Some very decent US lawyers have been insisting on this for some time now in their five year old fight to defend the legal rights of accused terrorists; Omar Khadr being just one among many. They have exercised courage in doing so as they have been threatened and vilified for doing so. Many have acted on a pro bono basis.

As reported in the August 11th Globe and Mail three of these lawyers, Lt.-CMdr. William Kuebler, Denis Edney, and Lorne Waldman spoke at the convention of the Canadian Bar Association. When Kuebler pointed out to the convention that, “it is inexplicable that Canada has stood by silently while a citizen whose alleged crime was committed while he was still a child’ is being systematically railroaded by a lawless regime,” he received a standing ovation.

Denis Edney reported Khadr’s present state as “mentally debilitated,” asking for no more than crayons and paper to color on, and that he is ill and going blind. When asked about the unfairness of his incarceration Khadr simply replied “Canada doesn’t care.”

Waldeman told a subsequent press conference that Omar is no doubt a victim of the “Khadr effect.” Because his family is notoriously associated with Al Qaeda the government and the media shy away from protesting his treatment in captivity.

CBA president Parker MacCarthy referred to Khadr’s treatment as a “travesty of justice” and vowed that the CBA would be aggressively pursuing Khadr’s return to Canada and urged that all Canadians should speak out against this “horrendous lack of due process.”

Waldeman is dead on when he says Omar is suffering from the “Khadr effect.” He suffers guilt by association. But both he and Maher Arar have been victimized by a much more insidious problem and it is quite simply that official Ottawa, both politicians and civil service mandarins are much too willing to pay the Washington Tribute Tax, the WTT.

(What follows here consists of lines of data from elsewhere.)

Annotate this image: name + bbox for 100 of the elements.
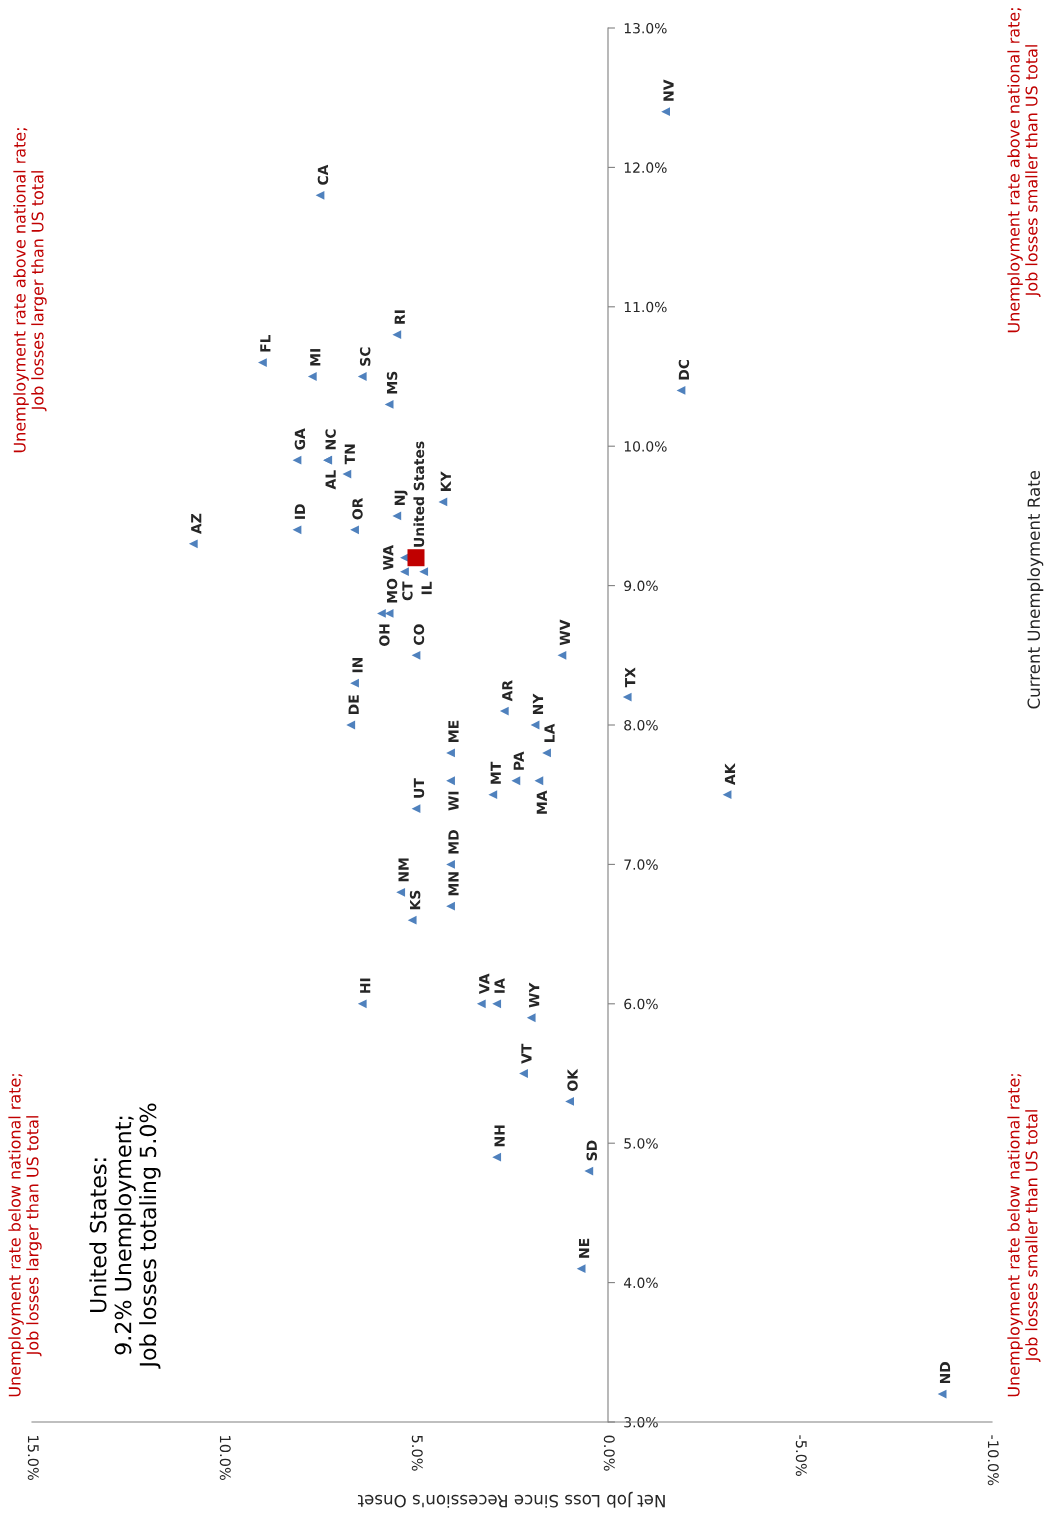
point	[492, 1152, 502, 1162]
text: United States	[413, 441, 425, 547]
text: CT	[402, 581, 413, 601]
x-tick-label: 5.0%	[411, 1435, 423, 1471]
point	[511, 776, 521, 786]
text: MI	[310, 349, 321, 366]
text: Unemployment rate above national rate; Job losses smaller than US total	[1007, 8, 1041, 333]
annotation: Unemployment rate above national rate; Job losses larger than US total	[13, 128, 47, 453]
text: Unemployment rate below national rate; Job losses smaller than US total	[1007, 1074, 1041, 1397]
text: AR	[502, 680, 513, 702]
text: AL	[325, 470, 336, 490]
text: VT	[521, 1043, 532, 1064]
point	[350, 525, 359, 535]
point	[676, 386, 686, 395]
y-tick-label: 4.0%	[623, 1277, 658, 1289]
point	[534, 776, 544, 786]
text: MT	[490, 761, 501, 784]
text: SC	[359, 347, 371, 366]
y-tick-label: 3.0%	[624, 1416, 658, 1428]
text: IA	[494, 978, 505, 993]
point	[499, 706, 509, 716]
text: KS	[409, 890, 421, 910]
y-tick-label: 11.0%	[624, 301, 667, 313]
y-tick-label: 5.0%	[624, 1138, 658, 1149]
text: OR	[352, 497, 363, 520]
text: OK	[567, 1068, 578, 1091]
point	[937, 1389, 947, 1399]
text: WI	[448, 791, 459, 811]
point	[519, 1069, 528, 1078]
text: OH	[379, 624, 390, 646]
text: NH	[494, 1125, 505, 1147]
x-tick-label: -10.0%	[987, 1435, 999, 1486]
text: TX	[625, 667, 636, 688]
x-tick-label: 0.0%	[603, 1435, 615, 1471]
annotation: United States: 9.2% Unemployment; Job losses totaling 5.0%	[89, 1103, 161, 1369]
point	[396, 887, 406, 897]
y-tick-label: 7.0%	[624, 859, 658, 870]
text: DE	[348, 695, 359, 714]
point	[188, 539, 198, 549]
text: MD	[448, 830, 459, 854]
point	[407, 549, 425, 567]
text: PA	[513, 751, 524, 770]
text: WY	[529, 982, 540, 1008]
point	[476, 999, 486, 1009]
point	[584, 1166, 594, 1176]
text: WA	[383, 545, 394, 571]
y-tick-label: 13.0%	[624, 22, 667, 34]
text: NC	[325, 429, 336, 450]
text: FL	[260, 334, 271, 352]
point	[411, 804, 421, 814]
point	[357, 372, 367, 381]
point	[407, 915, 417, 925]
annotation: Unemployment rate below national rate; Job losses larger than US total	[8, 1074, 42, 1397]
x-tick-label: 15.0%	[27, 1436, 39, 1481]
text: GA	[294, 428, 306, 450]
point	[258, 358, 267, 367]
point	[392, 330, 402, 340]
point	[488, 790, 498, 800]
point	[557, 650, 567, 660]
y-tick-label: 9.0%	[624, 580, 658, 592]
text: VA	[479, 973, 490, 995]
text: MO	[386, 578, 398, 603]
point	[292, 455, 302, 465]
text: IN	[352, 657, 363, 673]
text: KY	[440, 471, 451, 491]
text: MS	[386, 371, 398, 394]
text: LA	[544, 723, 555, 742]
text: WV	[559, 619, 570, 646]
text: NM	[398, 858, 409, 882]
point	[576, 1264, 586, 1274]
x-axis-title: Net Job Loss Since Recession's Onset	[357, 1491, 665, 1508]
point	[542, 748, 551, 758]
point	[346, 720, 356, 730]
point	[722, 790, 732, 800]
point	[357, 999, 367, 1009]
text: MA	[536, 790, 547, 814]
text: ID	[294, 504, 305, 519]
point	[446, 776, 455, 786]
point	[438, 497, 448, 507]
point	[315, 190, 325, 200]
y-tick-label: 6.0%	[624, 998, 658, 1010]
point	[350, 678, 359, 688]
text: IL	[421, 581, 432, 595]
y-tick-label: 10.0%	[624, 441, 667, 452]
y-axis-title: Current Unemployment Rate	[1027, 470, 1044, 709]
point	[392, 511, 402, 521]
text: NV	[663, 79, 674, 101]
x-tick-label: 10.0%	[219, 1436, 231, 1481]
text: NJ	[394, 490, 408, 505]
point	[342, 469, 352, 479]
point	[419, 567, 429, 577]
point	[622, 692, 632, 702]
point	[661, 107, 670, 117]
point	[492, 999, 502, 1009]
text: ME	[448, 720, 459, 742]
point	[446, 901, 455, 911]
text: AK	[724, 763, 736, 785]
text: CO	[413, 624, 425, 645]
point	[292, 525, 302, 535]
y-tick-label: 12.0%	[624, 162, 667, 173]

As this writer has pointed out previously the WTT comes in many forms. It can be anything from selling out the country’s softwood lumber industry, to allowing US enforcement agencies to operate freely within this country and packing guns while they do it. It also comes in the form of North American Union- the subject nobody wants to talk about-and what will be the final levy of the WTT.

In the case of Arar and Khadr the WTT comes in the form of a complete abdication of defending their rights as citizens of Canada and their right to due process.

As a government in abdication, official Ottawa- our peerless politicos and esteemed civil servants- have become acolytes to The Empire as they retreat from governance and anything that resembles moral scruples.

The disgrace is theirs and ours. Theirs for doing nothing and ours for letting them get away with it.

ROBERT BILLYARD lives in Mission, British Columbia.